Like most things in new advances in tech. When SQL API's were first designed no attention was paid to security at all, it almost wasn't even an after thought. As a result, SQL injection is possible.
SQL, like the last letter in the name suggests, is a language. That being said, one can effectively think of it as a limited
scripting language for moving crap around in a DB. I emphasize the word scripting because it's the important factor in what makes SQL injection possible.
Like all scripting languages, every time it is ran from source it must first be lexically analyzed into a stream of tokens which is then parsed into an AST (abstract syntax tree) which is then stepped through by the runtime. This is roughly how most non compiled scripting languages work on run. The exception would be non scripting languages such a C/C++ which are compiled once instead, meaning the parsing/compilation process only happens once.
SQL's original weakness to injection had everything to do with bad engineering.

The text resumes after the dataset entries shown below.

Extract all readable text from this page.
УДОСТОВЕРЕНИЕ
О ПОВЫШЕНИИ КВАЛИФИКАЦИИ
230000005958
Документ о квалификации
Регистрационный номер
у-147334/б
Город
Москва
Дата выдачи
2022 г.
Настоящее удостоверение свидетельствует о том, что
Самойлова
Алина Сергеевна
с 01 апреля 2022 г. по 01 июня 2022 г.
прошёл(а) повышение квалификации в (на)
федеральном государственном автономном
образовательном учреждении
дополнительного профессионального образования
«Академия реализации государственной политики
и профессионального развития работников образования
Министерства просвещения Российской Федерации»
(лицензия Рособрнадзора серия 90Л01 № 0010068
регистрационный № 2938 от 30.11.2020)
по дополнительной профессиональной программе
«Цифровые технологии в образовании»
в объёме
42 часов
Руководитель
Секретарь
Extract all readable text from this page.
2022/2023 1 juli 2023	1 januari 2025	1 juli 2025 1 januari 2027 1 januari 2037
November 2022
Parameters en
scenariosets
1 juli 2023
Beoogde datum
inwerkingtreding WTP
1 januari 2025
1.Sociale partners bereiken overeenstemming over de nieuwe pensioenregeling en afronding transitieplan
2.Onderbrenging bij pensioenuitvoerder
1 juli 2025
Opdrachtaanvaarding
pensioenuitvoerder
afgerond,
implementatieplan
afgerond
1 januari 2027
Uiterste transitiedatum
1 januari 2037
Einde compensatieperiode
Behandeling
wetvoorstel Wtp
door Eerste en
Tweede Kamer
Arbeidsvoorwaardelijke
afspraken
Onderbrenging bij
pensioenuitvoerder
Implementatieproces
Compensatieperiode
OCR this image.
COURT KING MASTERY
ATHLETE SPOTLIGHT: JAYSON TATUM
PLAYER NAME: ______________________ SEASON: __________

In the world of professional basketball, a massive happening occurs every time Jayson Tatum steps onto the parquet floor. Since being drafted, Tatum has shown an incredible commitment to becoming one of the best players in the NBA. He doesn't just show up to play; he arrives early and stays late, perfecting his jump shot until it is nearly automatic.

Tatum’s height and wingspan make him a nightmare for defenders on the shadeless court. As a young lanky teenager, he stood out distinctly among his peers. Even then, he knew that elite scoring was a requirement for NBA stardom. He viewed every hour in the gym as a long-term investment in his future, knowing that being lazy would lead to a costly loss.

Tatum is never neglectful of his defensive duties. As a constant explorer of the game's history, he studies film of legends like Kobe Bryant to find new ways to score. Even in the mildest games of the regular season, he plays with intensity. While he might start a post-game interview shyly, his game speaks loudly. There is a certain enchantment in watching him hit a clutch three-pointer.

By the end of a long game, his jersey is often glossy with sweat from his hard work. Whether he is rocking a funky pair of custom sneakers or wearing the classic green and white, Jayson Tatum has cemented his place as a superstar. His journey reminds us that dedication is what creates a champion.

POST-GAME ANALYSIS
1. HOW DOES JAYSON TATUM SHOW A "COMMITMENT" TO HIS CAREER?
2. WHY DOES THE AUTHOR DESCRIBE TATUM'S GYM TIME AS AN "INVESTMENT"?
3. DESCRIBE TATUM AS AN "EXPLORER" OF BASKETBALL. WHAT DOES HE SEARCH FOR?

It's the mistake of letting the user add an arbitrary string of ascii to the buffer
before it is lexically analyzed and then parsed. If user data were to be referenced via symbol tables from the AST after compilation has taken place, then SQL injection would of never have been possible.
Thankfully, MySQL and others have followed suite and created a mechanism known as prepared statements (
http://dev.mysql.com/tech-resources/art ... ments.html ). They work by first compiling the query and then binding user data after the compilation process. The result is that since compilation has already taken place, the user data is just that, user data and can do absolutely nothing to modify the structure of the underlying AST.
You can think of non prepared statements as an eval() statement in JavaScript, eval() effectively parses all data within it's argument as if it were native code. Traditional SQL works in a similar manner.
However, prepared statements work like GCC or VS, which is to say it's a compiler that compiles the query before hand and passes the user data in later.